Pour quelles raisons encore, Jean-Luc Barresi, qui n’est pas l’agent officiel de Souleymane Diawara aurait-t-il touché une somme rondelette lors de l’arrivée de ce dernier en 2009, en provenance de Bordeaux ? La présence de Christophe D’Amico et de Jean-Luc Barresi intrigue enquêteurs et magistrats… Intrigue... Le mot est faible. Les confortent dans le fait que le milieu ne semble pas indifférent au milieu du foot. N’est-il pas en train de mettre la main dessus ?

Question qui n’est pas absurde lorsque l’on jette un coup d’œil sur les faux pas judicaires du duo. D ’Amico, ami de Gignac, a été condamné à quatre ans de prison, dont deux avec sursis  dans une affaire de racket de boîtes de nuit des Bouches-du-Rhône. Quant à Jean-Luc Barresi, condamné, en mars dernier, en appel à trois ans de prison dont deux avec sursis pour extorsion de fonds,  il est l’aîné d’une famille qui a, ces dernières années, fait beaucoup parlé d’elle. L’un de ses frères, Bernard Barresi, après une cavale de 18 ans,  a été condamné le 2 avril 2014 par la cour d’assises de Meurthe-et-Moselle à dix ans de réclusion criminelle pour sa participation, à l’attaque, en mars 1990, d’un fourgon blindé sur l’A 36 non loin de Mulhouse… (Acquitté en 2012 par la Cour d’assises du Bas-Rhin, il ne cesse d’affirmer être étranger à ce braquage). 
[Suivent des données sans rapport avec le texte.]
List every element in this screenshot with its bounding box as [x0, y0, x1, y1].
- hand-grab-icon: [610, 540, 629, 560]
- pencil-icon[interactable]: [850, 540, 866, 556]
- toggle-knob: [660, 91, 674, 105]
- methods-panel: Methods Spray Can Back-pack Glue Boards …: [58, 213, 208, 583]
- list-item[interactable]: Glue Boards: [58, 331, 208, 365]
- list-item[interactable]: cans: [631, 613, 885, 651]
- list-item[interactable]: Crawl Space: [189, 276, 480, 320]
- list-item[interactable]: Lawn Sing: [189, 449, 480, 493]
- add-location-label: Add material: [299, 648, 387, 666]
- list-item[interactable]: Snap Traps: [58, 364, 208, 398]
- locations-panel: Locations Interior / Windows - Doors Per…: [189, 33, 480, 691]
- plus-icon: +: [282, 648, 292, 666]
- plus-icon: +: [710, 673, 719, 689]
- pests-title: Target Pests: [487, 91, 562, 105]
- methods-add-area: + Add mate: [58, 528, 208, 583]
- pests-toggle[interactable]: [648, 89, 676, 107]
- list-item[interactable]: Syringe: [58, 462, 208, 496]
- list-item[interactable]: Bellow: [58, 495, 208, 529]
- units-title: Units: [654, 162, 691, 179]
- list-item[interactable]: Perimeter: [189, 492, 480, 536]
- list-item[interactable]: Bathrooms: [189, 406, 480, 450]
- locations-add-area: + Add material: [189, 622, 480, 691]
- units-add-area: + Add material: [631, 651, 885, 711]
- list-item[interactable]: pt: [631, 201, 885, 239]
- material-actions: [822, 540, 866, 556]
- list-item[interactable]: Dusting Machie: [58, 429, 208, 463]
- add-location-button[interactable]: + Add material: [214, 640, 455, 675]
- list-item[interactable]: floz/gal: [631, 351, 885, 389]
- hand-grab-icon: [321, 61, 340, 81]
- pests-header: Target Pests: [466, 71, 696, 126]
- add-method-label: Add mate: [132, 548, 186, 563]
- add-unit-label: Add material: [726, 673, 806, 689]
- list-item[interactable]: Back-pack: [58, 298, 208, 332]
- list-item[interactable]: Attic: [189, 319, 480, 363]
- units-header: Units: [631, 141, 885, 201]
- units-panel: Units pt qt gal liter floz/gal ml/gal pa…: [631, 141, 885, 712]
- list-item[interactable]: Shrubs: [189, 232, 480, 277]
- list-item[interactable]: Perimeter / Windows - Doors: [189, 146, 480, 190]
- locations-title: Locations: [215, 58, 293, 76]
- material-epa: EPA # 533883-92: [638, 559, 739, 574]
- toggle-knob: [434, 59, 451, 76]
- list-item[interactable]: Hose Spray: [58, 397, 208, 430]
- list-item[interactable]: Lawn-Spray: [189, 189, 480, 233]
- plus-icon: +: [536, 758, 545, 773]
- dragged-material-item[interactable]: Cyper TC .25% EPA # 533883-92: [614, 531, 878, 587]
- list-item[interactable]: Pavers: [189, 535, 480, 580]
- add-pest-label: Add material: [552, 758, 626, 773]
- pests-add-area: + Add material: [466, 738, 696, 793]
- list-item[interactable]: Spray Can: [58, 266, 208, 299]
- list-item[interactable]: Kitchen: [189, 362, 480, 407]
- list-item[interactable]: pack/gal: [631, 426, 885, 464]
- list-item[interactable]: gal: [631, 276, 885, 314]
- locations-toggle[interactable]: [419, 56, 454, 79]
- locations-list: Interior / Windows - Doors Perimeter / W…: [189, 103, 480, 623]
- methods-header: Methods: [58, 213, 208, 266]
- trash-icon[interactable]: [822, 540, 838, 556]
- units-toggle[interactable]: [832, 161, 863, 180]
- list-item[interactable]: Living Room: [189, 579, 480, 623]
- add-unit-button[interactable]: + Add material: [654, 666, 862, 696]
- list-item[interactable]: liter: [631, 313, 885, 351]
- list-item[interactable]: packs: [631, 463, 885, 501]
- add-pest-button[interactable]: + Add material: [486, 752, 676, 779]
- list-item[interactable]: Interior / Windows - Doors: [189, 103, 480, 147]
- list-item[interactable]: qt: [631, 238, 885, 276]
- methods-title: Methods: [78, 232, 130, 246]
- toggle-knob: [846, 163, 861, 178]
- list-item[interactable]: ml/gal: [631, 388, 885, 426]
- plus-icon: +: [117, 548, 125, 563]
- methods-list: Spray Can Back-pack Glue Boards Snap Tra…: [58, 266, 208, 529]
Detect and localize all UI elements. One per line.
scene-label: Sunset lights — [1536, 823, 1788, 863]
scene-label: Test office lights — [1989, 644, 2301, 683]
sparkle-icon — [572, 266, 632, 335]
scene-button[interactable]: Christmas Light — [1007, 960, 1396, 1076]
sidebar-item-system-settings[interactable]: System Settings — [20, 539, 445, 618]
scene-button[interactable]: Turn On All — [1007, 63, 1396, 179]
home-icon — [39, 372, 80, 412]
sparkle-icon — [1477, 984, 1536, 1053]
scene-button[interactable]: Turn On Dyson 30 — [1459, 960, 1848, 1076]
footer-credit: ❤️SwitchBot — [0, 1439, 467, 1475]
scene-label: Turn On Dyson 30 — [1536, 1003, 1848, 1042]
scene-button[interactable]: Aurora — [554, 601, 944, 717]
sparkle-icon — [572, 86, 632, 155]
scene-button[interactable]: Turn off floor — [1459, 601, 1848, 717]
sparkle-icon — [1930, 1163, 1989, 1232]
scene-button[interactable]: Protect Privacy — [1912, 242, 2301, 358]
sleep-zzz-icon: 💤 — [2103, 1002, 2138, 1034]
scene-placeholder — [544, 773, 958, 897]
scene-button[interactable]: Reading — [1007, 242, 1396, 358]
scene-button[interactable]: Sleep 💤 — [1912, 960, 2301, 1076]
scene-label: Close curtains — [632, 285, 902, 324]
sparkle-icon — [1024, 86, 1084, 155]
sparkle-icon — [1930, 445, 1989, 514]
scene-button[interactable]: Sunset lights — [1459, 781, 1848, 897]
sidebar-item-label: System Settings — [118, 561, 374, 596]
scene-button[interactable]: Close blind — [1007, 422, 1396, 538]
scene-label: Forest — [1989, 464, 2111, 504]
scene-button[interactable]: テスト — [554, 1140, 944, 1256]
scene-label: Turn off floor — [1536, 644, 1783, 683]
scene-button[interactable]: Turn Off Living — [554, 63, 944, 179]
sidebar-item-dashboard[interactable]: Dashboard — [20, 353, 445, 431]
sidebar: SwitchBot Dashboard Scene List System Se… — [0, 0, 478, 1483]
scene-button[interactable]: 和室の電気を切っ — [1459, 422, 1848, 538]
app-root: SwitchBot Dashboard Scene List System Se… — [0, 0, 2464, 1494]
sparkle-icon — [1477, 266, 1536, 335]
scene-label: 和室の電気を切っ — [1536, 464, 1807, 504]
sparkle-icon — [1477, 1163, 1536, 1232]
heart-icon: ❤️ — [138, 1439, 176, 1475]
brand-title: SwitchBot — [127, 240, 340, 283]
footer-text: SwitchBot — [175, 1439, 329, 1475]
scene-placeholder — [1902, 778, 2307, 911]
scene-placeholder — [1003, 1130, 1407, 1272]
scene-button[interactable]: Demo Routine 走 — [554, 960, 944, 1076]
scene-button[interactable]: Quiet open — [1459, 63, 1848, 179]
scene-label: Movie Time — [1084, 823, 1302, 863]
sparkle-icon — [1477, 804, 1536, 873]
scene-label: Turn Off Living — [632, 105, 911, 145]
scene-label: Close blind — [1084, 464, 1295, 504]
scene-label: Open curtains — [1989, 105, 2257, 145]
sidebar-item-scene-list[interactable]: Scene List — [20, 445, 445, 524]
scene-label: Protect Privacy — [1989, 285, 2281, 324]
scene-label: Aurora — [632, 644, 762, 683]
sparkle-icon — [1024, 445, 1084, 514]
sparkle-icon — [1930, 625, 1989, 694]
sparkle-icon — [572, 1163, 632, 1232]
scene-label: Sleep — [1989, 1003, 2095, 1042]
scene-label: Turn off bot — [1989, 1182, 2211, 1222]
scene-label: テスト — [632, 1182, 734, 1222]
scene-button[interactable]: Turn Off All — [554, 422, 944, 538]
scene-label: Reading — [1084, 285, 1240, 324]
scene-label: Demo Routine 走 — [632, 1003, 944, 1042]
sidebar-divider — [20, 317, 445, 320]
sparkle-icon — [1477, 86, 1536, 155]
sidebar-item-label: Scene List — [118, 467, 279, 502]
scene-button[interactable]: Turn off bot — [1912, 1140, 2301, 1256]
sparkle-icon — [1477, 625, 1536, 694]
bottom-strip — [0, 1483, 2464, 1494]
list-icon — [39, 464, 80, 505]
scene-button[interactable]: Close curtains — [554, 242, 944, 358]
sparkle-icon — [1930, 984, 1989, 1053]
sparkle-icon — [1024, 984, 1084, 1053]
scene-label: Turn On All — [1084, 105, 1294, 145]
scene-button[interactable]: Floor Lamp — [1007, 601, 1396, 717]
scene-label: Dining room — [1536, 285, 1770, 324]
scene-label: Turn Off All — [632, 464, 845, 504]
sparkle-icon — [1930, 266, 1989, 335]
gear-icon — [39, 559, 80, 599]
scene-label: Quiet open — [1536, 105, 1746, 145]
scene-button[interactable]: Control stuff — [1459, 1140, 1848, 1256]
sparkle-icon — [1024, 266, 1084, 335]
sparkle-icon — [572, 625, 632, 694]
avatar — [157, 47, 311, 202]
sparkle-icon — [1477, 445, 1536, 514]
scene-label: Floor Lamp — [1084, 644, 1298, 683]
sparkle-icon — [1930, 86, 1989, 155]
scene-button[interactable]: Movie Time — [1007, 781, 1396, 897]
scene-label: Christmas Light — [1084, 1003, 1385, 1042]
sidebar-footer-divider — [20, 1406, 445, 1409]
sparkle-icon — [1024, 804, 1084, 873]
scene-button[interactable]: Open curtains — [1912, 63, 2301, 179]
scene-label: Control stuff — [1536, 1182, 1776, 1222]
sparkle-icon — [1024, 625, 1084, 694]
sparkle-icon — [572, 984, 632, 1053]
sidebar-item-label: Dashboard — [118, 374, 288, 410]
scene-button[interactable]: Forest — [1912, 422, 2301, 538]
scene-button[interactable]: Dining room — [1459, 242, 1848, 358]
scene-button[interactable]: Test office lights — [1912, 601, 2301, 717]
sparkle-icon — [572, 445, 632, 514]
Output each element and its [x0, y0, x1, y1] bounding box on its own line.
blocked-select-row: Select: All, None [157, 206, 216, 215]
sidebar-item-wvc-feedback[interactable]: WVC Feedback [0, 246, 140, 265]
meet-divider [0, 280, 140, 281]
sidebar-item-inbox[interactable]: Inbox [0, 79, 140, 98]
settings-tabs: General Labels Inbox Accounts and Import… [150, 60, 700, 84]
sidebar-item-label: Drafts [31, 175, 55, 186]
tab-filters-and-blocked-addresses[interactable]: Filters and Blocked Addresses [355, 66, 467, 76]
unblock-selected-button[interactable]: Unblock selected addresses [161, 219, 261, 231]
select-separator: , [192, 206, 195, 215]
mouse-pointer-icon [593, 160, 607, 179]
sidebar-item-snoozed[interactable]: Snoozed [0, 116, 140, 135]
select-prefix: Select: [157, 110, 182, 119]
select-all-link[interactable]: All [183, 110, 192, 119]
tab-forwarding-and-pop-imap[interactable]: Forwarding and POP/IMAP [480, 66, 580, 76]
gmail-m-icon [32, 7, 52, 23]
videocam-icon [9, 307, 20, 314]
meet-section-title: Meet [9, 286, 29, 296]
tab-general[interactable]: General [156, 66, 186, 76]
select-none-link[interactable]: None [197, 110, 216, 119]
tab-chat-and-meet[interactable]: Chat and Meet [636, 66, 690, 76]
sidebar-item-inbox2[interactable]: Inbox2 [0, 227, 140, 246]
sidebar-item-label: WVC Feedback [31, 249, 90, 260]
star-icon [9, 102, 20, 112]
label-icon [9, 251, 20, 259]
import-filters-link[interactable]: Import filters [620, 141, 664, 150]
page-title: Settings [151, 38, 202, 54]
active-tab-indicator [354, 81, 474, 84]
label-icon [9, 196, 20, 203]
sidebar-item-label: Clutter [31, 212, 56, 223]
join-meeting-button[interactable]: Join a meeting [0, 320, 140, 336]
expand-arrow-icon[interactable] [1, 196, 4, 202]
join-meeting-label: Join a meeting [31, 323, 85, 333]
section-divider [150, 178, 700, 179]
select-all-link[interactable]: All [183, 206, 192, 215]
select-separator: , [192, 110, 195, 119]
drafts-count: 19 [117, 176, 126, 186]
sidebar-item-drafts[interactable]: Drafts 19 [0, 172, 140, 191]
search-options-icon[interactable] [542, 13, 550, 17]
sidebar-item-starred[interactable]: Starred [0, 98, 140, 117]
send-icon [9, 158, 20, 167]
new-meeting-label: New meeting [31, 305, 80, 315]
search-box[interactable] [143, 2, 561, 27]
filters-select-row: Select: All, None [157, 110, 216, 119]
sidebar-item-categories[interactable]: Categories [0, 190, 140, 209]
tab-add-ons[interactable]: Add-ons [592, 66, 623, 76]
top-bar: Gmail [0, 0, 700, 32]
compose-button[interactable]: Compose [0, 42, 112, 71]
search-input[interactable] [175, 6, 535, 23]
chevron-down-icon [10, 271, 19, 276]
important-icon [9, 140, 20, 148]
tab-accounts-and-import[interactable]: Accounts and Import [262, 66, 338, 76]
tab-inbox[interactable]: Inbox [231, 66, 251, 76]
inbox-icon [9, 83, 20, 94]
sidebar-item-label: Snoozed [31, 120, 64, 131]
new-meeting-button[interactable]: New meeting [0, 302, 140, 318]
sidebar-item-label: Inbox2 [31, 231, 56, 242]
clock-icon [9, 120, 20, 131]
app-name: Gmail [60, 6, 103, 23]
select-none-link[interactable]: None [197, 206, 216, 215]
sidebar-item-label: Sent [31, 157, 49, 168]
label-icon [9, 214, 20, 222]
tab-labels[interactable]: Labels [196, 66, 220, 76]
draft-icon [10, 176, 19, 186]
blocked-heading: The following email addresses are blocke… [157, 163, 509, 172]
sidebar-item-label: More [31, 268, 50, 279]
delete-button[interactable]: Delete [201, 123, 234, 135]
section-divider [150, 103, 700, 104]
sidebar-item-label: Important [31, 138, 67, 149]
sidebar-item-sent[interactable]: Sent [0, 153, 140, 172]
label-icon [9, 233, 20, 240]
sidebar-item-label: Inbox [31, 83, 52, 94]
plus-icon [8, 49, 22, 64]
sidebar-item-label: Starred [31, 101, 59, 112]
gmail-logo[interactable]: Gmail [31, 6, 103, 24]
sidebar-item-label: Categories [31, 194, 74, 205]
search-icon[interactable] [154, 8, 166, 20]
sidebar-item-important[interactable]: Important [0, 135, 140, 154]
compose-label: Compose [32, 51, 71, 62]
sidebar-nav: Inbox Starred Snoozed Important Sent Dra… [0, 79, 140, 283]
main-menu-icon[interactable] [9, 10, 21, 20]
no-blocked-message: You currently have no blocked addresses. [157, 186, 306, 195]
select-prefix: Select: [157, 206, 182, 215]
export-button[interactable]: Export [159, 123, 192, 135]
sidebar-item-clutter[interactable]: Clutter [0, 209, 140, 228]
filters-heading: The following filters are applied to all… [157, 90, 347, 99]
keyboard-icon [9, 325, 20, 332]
Barresi est apparu dans l’enquête du juge Charles Duchaine comme étant un proche d’Alexandre Guérini, le frère de Jean-Noël, sénateur et président du conseil général des Bouches-du-Rhône. Ultime question que se pose la justice :  Barresi et D’Amico travaillent-ils pour leur propre compte ? Sont-ils à eux-seuls une PME ? D’après ses investigations, les confidences qu’il a recueillies ici et là, la réponse est non. Les deux hommes seraient semble-t-il les  chevilles ouvrières du clan de Ange-Toussaint Federici, condamné en 2012, par la Cour d’assises du Var, à trente ans de réclusion criminelle pour l’assassinat, le 4 avril 2006,  de trois personnes au Bar des Marronniers à Marseille. On comprend mieux pourquoi règne sur cette affaire une atmosphère pesante. Où chacun  pense qu’il peut passer en un rien de temps ad patres. Témoin, l’angoisse de l’un des protagonistes, saisie grâce aux écoutes téléphoniques : «  Je n’ai pas envie de prendre une balle dans la tête... ».